Researchers have developed two new smartphone-based systems that can accelerate development of driverless cars by identifying a user's location and orientation in places where GPS does not function. These can also identify the various components of a road scene in real time on a regular camera or smartphone, performing the same job as sensors costing millions.
Although the systems cannot currently control a driverless car, the ability to make a machine "see" and accurately identify where it is and what it's looking at is a vital part of developing autonomous vehicles and robotics.
"Vision is our most powerful sense and driverless cars will also need to see but teaching a machine to see is far more difficult than it sounds," said professor Roberto Cipolla from University of Cambridge who led the research.
The first system, called SegNet, can take an image of a street scene it hasn't seen before and classify it, sorting objects into 12 different categories -- such as roads, street signs, pedestrians, buildings and cyclists - in real time.
It can deal with light, shadow and night-time environments, and currently labels more than 90 percent of pixels correctly. "Users can visit the SegNet website and upload an image or search for any city or town in the world, and the system will label all the components of the road scene. The system has been successfully tested on both city roads and motorways," the authors noted.
"It is remarkably good at recognising things in an image because it has had so much practice," added Alex Kendall, PhD student. SegNet was primarily trained in highway and urban environments, so it still has some learning to do for rural, snowy or desert environments -- although it has performed well in initial tests for these environments.
There are three key technological questions that must be answered to design autonomous vehicles: where am I, what's around me and what do I do next. SegNet addresses the second question while a separate but complementary system answers the first by using images to determine both precise location and orientation.

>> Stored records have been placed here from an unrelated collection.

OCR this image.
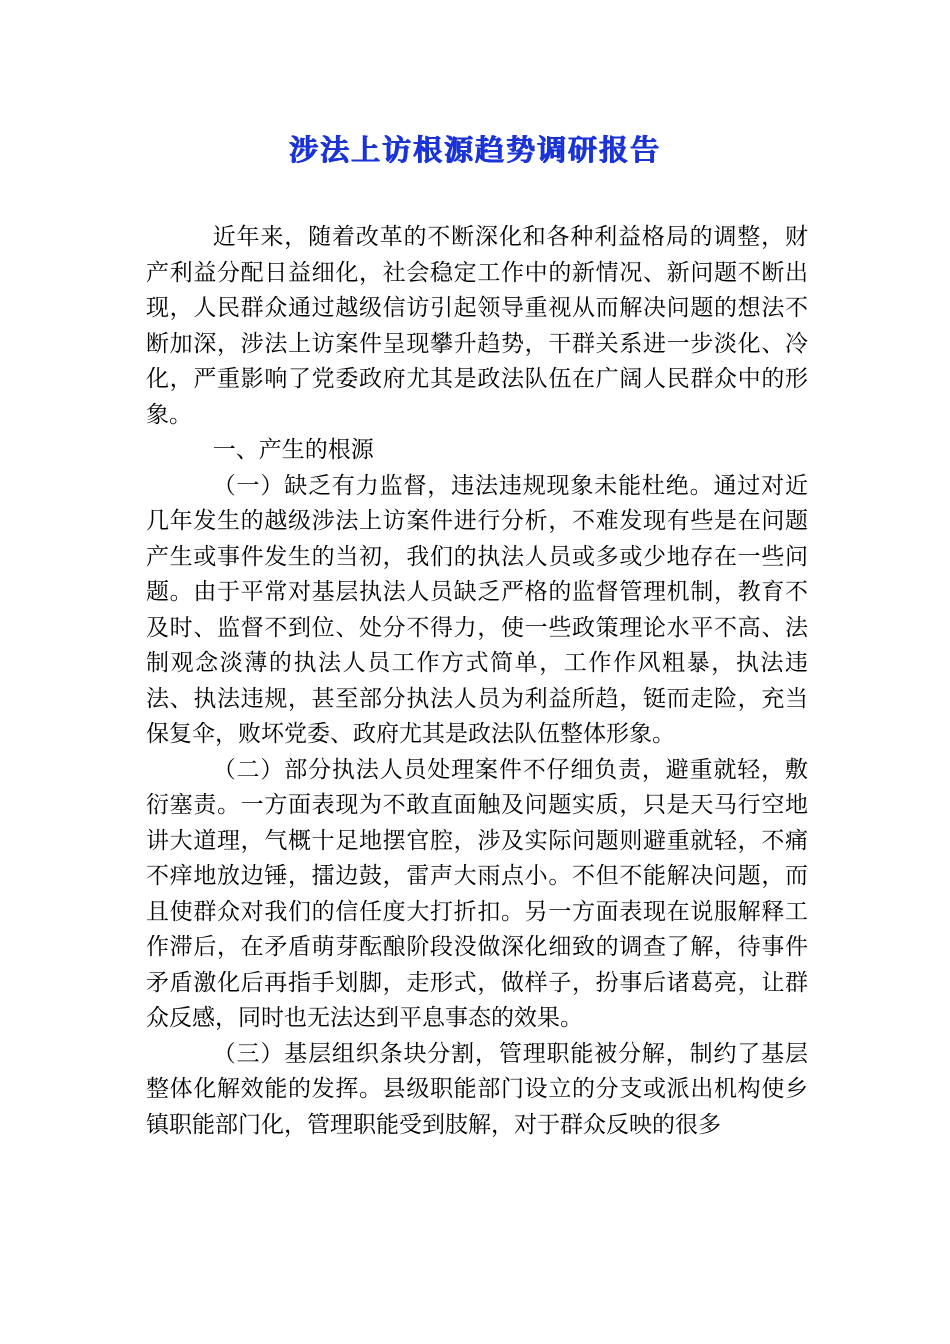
涉法上访根源趋势调研报告

近年来，随着改革的不断深化和各种利益格局的调整，财产利益分配日益细化，社会稳定工作中的新情况、新问题不断出现，人民群众通过越级信访引起领导重视从而解决问题的想法不断加深，涉法上访案件呈现攀升趋势，干群关系进一步淡化、冷化，严重影响了党委政府尤其是政法队伍在广阔人民群众中的形象。

一、产生的根源

（一）缺乏有力监督，违法违规现象未能杜绝。通过对近几年发生的越级涉法上访案件进行分析，不难发现有些是在问题产生或事件发生的当初，我们的执法人员或多或少地存在一些问题。由于平常对基层执法人员缺乏严格的监督管理机制，教育不及时、监督不到位、处分不得力，使一些政策理论水平不高、法制观念淡薄的执法人员工作方式简单，工作作风粗暴，执法违法、执法违规，甚至部分执法人员为利益所趋，铤而走险，充当保复伞，败坏党委、政府尤其是政法队伍整体形象。

（二）部分执法人员处理案件不仔细负责，避重就轻，敷衍塞责。一方面表现为不敢直面触及问题实质，只是天马行空地讲大道理，气概十足地摆官腔，涉及实际问题则避重就轻，不痛不痒地放边锤，擂边鼓，雷声大雨点小。不但不能解决问题，而且使群众对我们的信任度大打折扣。另一方面表现在说服解释工作滞后，在矛盾萌芽酝酿阶段没做深化细致的调查了解，待事件矛盾激化后再指手划脚，走形式，做样子，扮事后诸葛亮，让群众反感，同时也无法达到平息事态的效果。

（三）基层组织条块分割，管理职能被分解，制约了基层整体化解效能的发挥。县级职能部门设立的分支或派出机构使乡镇职能部门化，管理职能受到肢解，对于群众反映的很多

The second localisation system runs on a similar architecture to SegNet and is able to localise a user and determine their orientation from a single colour image in a busy urban scene. The system is far more accurate than GPS and works in places where GPS does not, such as indoors, in tunnels, or in cities where a reliable GPS signal is not available.
The localisation system uses the geometry of a scene to learn its precise location, and is able to determine, for example, whether it is looking at the east or west side of a building, even if the two sides appear identical.
"In the short term, we're more likely to see this sort of system on a domestic robot - such as a robotic vacuum cleaner, for instance," Cipolla added. The researchers presentd details of the two technologies at the International Conference on Computer Vision in Santiago, Chile, recently.